産むのが正解? 産まないのが正解?

「結婚はしたいけど子どもはいらない」

わたしは今年21歳になりますが、友人との間で、こんな話題が上がるようになりました。話の要旨としては理想の異性のタイプや、結婚観についてなのですが、その先の話となると上のような意見が多い気がしています。みなさんはどうでしょうか。

今日の朝日新聞の生活面で取り上げられたのは、出産について悩む3人の女性のエピソード。年齢や体質が原因で子どもができない、子どもは一人いるが次はまだかと周囲に言われるものの経済的に難しい、職場にワーキングマザーが多い中、未婚の自分に対するプレッシャーが辛い、など悩みは様々です。

少子化問題が騒がれる今日、このような話題は誰しもが必ず耳にしていると思います。こういったエピソードを読むにつけ感じるのは、「女性は子どもを産むもんだ」という固定観念の存在です。特に比較的年齢層が上で、50代以上のもう子育てを終えた世代はこういった固定観念が強い。ベビーブームを経験していたり、家のために子どもを産むという考え方が一般的だった世代なのですから、当たり前だと思います。それに、「結婚したら子どもは作るよね」という考え方が間違っているとは思いません。わたしだって身内が結婚して長く子どもを作らないということがあれば「子どもは?」と聞きたくなるでしょう。

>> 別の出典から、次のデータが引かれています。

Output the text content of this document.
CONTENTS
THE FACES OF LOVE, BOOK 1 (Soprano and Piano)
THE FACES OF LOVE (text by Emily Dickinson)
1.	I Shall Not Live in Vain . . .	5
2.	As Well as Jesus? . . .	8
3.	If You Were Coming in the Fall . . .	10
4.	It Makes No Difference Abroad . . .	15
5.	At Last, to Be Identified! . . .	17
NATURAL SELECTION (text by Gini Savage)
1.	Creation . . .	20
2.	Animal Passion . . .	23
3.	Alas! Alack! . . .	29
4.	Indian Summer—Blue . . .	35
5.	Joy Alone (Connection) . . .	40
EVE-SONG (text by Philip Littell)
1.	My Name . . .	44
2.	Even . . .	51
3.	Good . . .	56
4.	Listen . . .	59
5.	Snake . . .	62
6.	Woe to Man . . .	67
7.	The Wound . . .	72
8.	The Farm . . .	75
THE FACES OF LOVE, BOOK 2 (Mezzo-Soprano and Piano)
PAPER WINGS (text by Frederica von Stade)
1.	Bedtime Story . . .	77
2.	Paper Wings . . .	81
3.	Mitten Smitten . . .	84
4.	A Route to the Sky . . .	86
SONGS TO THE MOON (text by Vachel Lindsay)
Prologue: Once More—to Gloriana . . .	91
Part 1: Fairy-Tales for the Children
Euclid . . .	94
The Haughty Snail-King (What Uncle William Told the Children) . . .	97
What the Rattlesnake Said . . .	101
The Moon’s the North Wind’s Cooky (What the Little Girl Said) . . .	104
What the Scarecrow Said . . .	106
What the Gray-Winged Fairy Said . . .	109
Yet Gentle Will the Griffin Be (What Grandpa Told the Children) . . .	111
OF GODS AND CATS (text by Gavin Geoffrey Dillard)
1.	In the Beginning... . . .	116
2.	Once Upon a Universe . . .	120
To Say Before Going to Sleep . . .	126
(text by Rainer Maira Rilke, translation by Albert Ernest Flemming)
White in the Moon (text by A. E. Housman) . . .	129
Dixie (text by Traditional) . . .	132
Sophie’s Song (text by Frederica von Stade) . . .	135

ただここからが重要だと思っているのですが、子どもがいないのはおかしい、または結婚しないのはおかしいという考え方はもう古いということ。そしてそれを他人に当てはめるのはもってのほかということです。

昨年11月、参議院議員の山東昭子氏が自民党の役員連絡会で「子どもを4人以上産んだ女性に国が表彰するのはどうか」と提案したということがありました。これに対して、「国のために子どもを産むわけではない」という意見が上がり、物議をかもしています。当たり前ですね。

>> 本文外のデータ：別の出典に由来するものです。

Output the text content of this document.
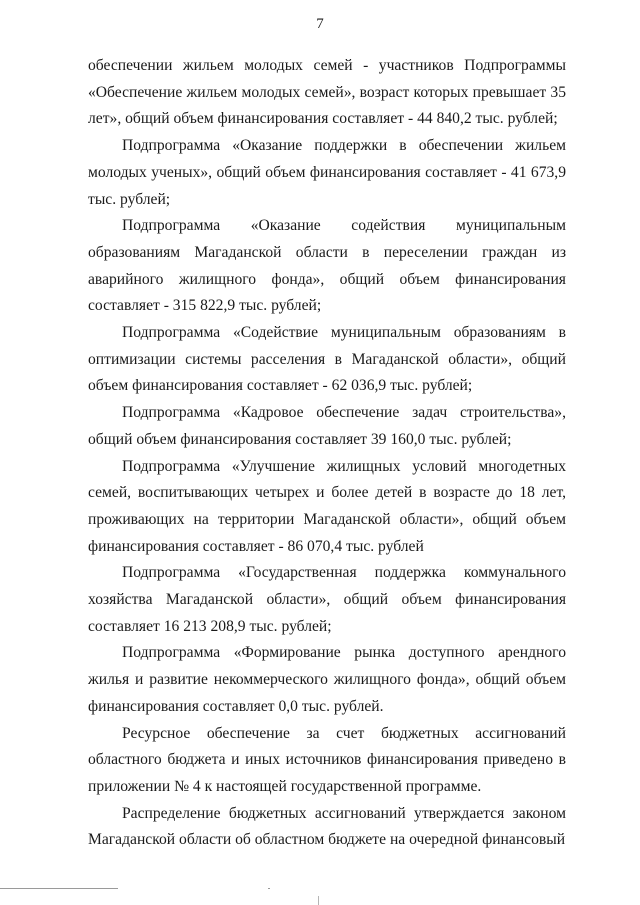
7

обеспечении жильем молодых семей - участников Подпрограммы «Обеспечение жильем молодых семей», возраст которых превышает 35 лет», общий объем финансирования составляет - 44 840,2 тыс. рублей;

Подпрограмма «Оказание поддержки в обеспечении жильем молодых ученых», общий объем финансирования составляет - 41 673,9 тыс. рублей;

Подпрограмма «Оказание содействия муниципальным образованиям Магаданской области в переселении граждан из аварийного жилищного фонда», общий объем финансирования составляет - 315 822,9 тыс. рублей;

Подпрограмма «Содействие муниципальным образованиям в оптимизации системы расселения в Магаданской области», общий объем финансирования составляет - 62 036,9 тыс. рублей;

Подпрограмма «Кадровое обеспечение задач строительства», общий объем финансирования составляет 39 160,0 тыс. рублей;

Подпрограмма «Улучшение жилищных условий многодетных семей, воспитывающих четырех и более детей в возрасте до 18 лет, проживающих на территории Магаданской области», общий объем финансирования составляет - 86 070,4 тыс. рублей

Подпрограмма «Государственная поддержка коммунального хозяйства Магаданской области», общий объем финансирования составляет 16 213 208,9 тыс. рублей;

Подпрограмма «Формирование рынка доступного арендного жилья и развитие некоммерческого жилищного фонда», общий объем финансирования составляет 0,0 тыс. рублей.

Ресурсное обеспечение за счет бюджетных ассигнований областного бюджета и иных источников финансирования приведено в приложении № 4 к настоящей государственной программе.

Распределение бюджетных ассигнований утверждается законом Магаданской области об областном бюджете на очередной финансовый
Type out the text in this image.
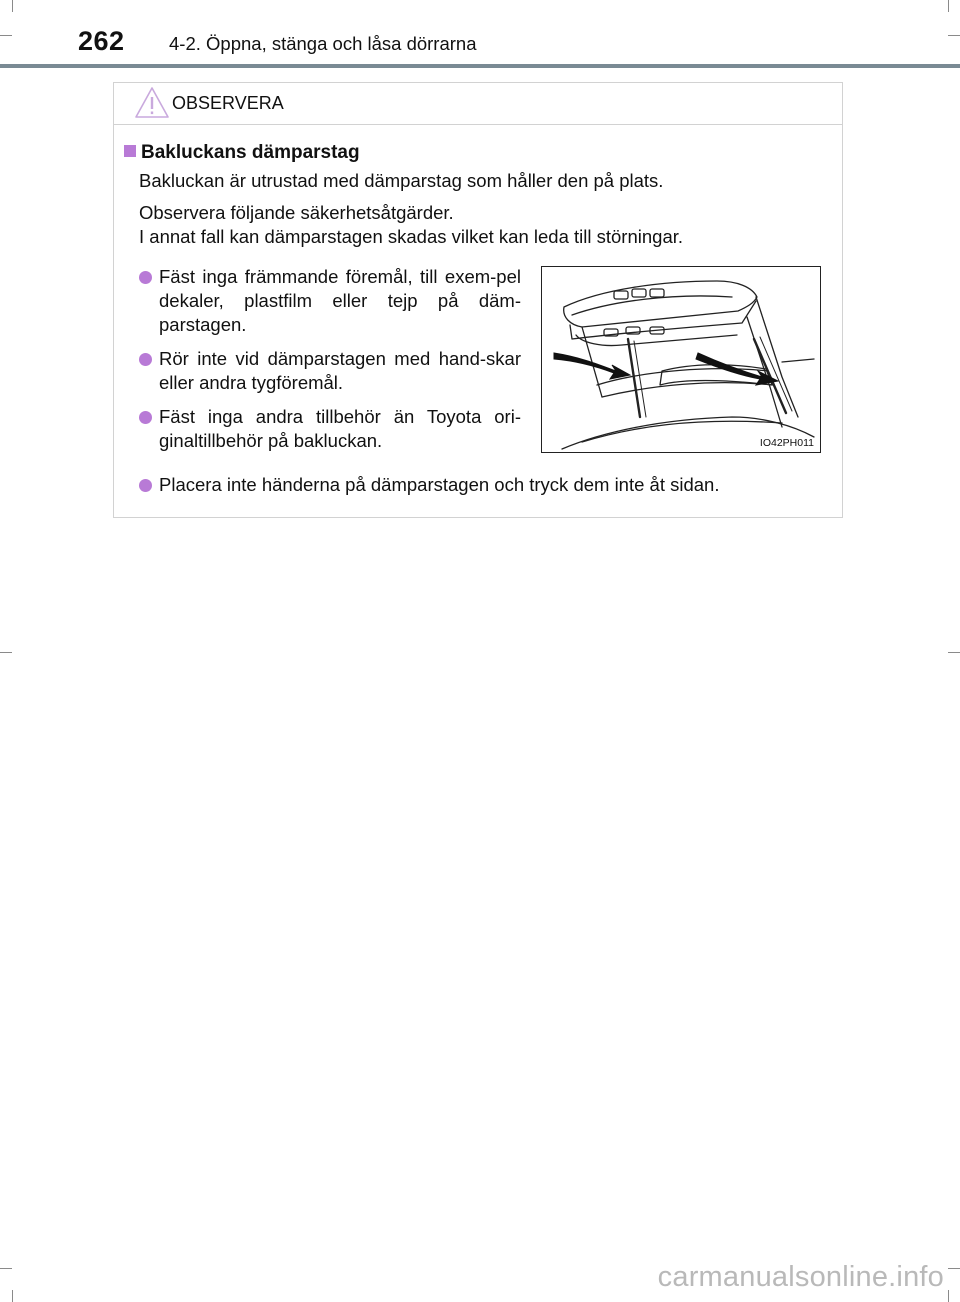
262 4-2. Öppna, stänga och låsa dörrarna
OBSERVERA
Bakluckans dämparstag
Bakluckan är utrustad med dämparstag som håller den på plats.
Observera följande säkerhetsåtgärder.
I annat fall kan dämparstagen skadas vilket kan leda till störningar.
Fäst inga främmande föremål, till exem-pel dekaler, plastfilm eller tejp på däm-parstagen.
Rör inte vid dämparstagen med hand-skar eller andra tygföremål.
Fäst inga andra tillbehör än Toyota ori-ginaltillbehör på bakluckan.	IO42PH011
Placera inte händerna på dämparstagen och tryck dem inte åt sidan.
carmanualsonline.info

これはとても極端な例ですけれど、前述の東京都の女性の体験でも「まだ大丈夫よ」「どうして諦めるの」などと言われたという部分がありました。子どもがほしいと思っているのにできない方もはもちろん、そもそも子どもはいらないと思っている方に対しても、正直な話、余計なお世話ではないでしょうか。しかも、身内のことでないならなおさらです。

結婚しなくても幸せになれる世の中になりました。子育てが女性のマストである必要はなくなったのです。こう言い切ってしまうと少し寂しい気もしますが、「子育て」は人生の中でとんでもないウェイトを占めます。女性は特にそうでしょう。子どもを育てることはすごいことで、子育てをしたことのない人にはその苦労はわかりません。でもそれは子育てに限った話でもないのです。家族を持つ選択をせずに生涯仕事に専念する人も、家庭のため子どものために仕事を辞めたり、セーブする人もどちらも本当にすごい人。非難する必要ないじゃありませんか。

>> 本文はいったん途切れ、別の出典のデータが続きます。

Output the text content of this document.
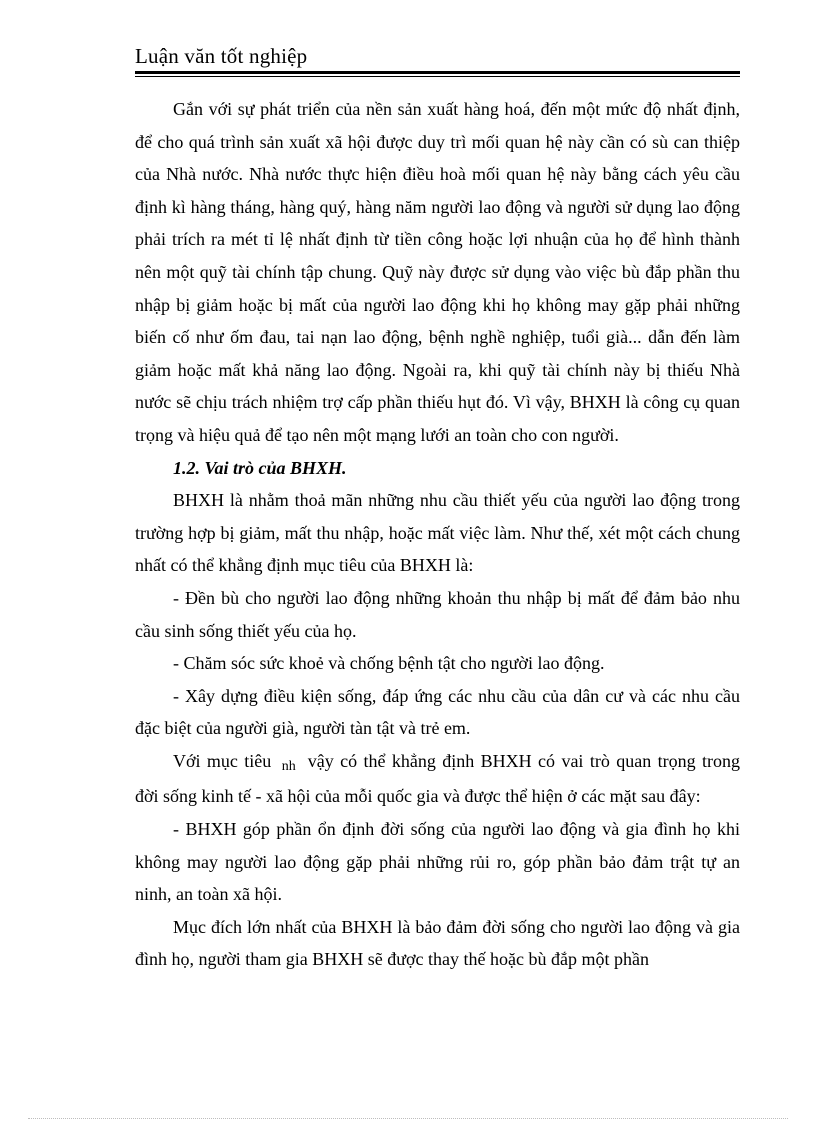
Luận văn tốt nghiệp

Gắn với sự phát triển của nền sản xuất hàng hoá, đến một mức độ nhất định, để cho quá trình sản xuất xã hội được duy trì mối quan hệ này cần có sù can thiệp của Nhà nước. Nhà nước thực hiện điều hoà mối quan hệ này bằng cách yêu cầu định kì hàng tháng, hàng quý, hàng năm người lao động và người sử dụng lao động phải trích ra mét tỉ lệ nhất định từ tiền công hoặc lợi nhuận của họ để hình thành nên một quỹ tài chính tập chung. Quỹ này được sử dụng vào việc bù đắp phần thu nhập bị giảm hoặc bị mất của người lao động khi họ không may gặp phải những biến cố như ốm đau, tai nạn lao động, bệnh nghề nghiệp, tuổi già... dẫn đến làm giảm hoặc mất khả năng lao động. Ngoài ra, khi quỹ tài chính này bị thiếu Nhà nước sẽ chịu trách nhiệm trợ cấp phần thiếu hụt đó. Vì vậy, BHXH là công cụ quan trọng và hiệu quả để tạo nên một mạng lưới an toàn cho con người.

1.2. Vai trò của BHXH.

BHXH là nhằm thoả mãn những nhu cầu thiết yếu của người lao động trong trường hợp bị giảm, mất thu nhập, hoặc mất việc làm. Như thế, xét một cách chung nhất có thể khẳng định mục tiêu của BHXH là:

- Đền bù cho người lao động những khoản thu nhập bị mất để đảm bảo nhu cầu sinh sống thiết yếu của họ.

- Chăm sóc sức khoẻ và chống bệnh tật cho người lao động.

- Xây dựng điều kiện sống, đáp ứng các nhu cầu của dân cư và các nhu cầu đặc biệt của người già, người tàn tật và trẻ em.

Với mục tiêu nh vậy có thể khẳng định BHXH có vai trò quan trọng trong đời sống kinh tế - xã hội của mỗi quốc gia và được thể hiện ở các mặt sau đây:

- BHXH góp phần ổn định đời sống của người lao động và gia đình họ khi không may người lao động gặp phải những rủi ro, góp phần bảo đảm trật tự an ninh, an toàn xã hội.

Mục đích lớn nhất của BHXH là bảo đảm đời sống cho người lao động và gia đình họ, người tham gia BHXH sẽ được thay thế hoặc bù đắp một phần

わたし自身、現状では特に子どもがほしいとは思っていません。子どもが嫌いというわけではありませんが、将来的に子どもを育てられる環境が整う気がしない、という理由が大きいです(逆を突けば、そのために環境を整えたいと思うほど子どもがほしいと思っていない、というところなのですが…)。自分にとっては先の話ですからまた変わってくるのでしょうけれど、仮に子どもを作らない選択をしたとして、誰かに「子どもいないの?」なんて聞かれたとして。

「そうよ。これはこれで楽しいしね」

そんなふうに答えられるようになりたいですね。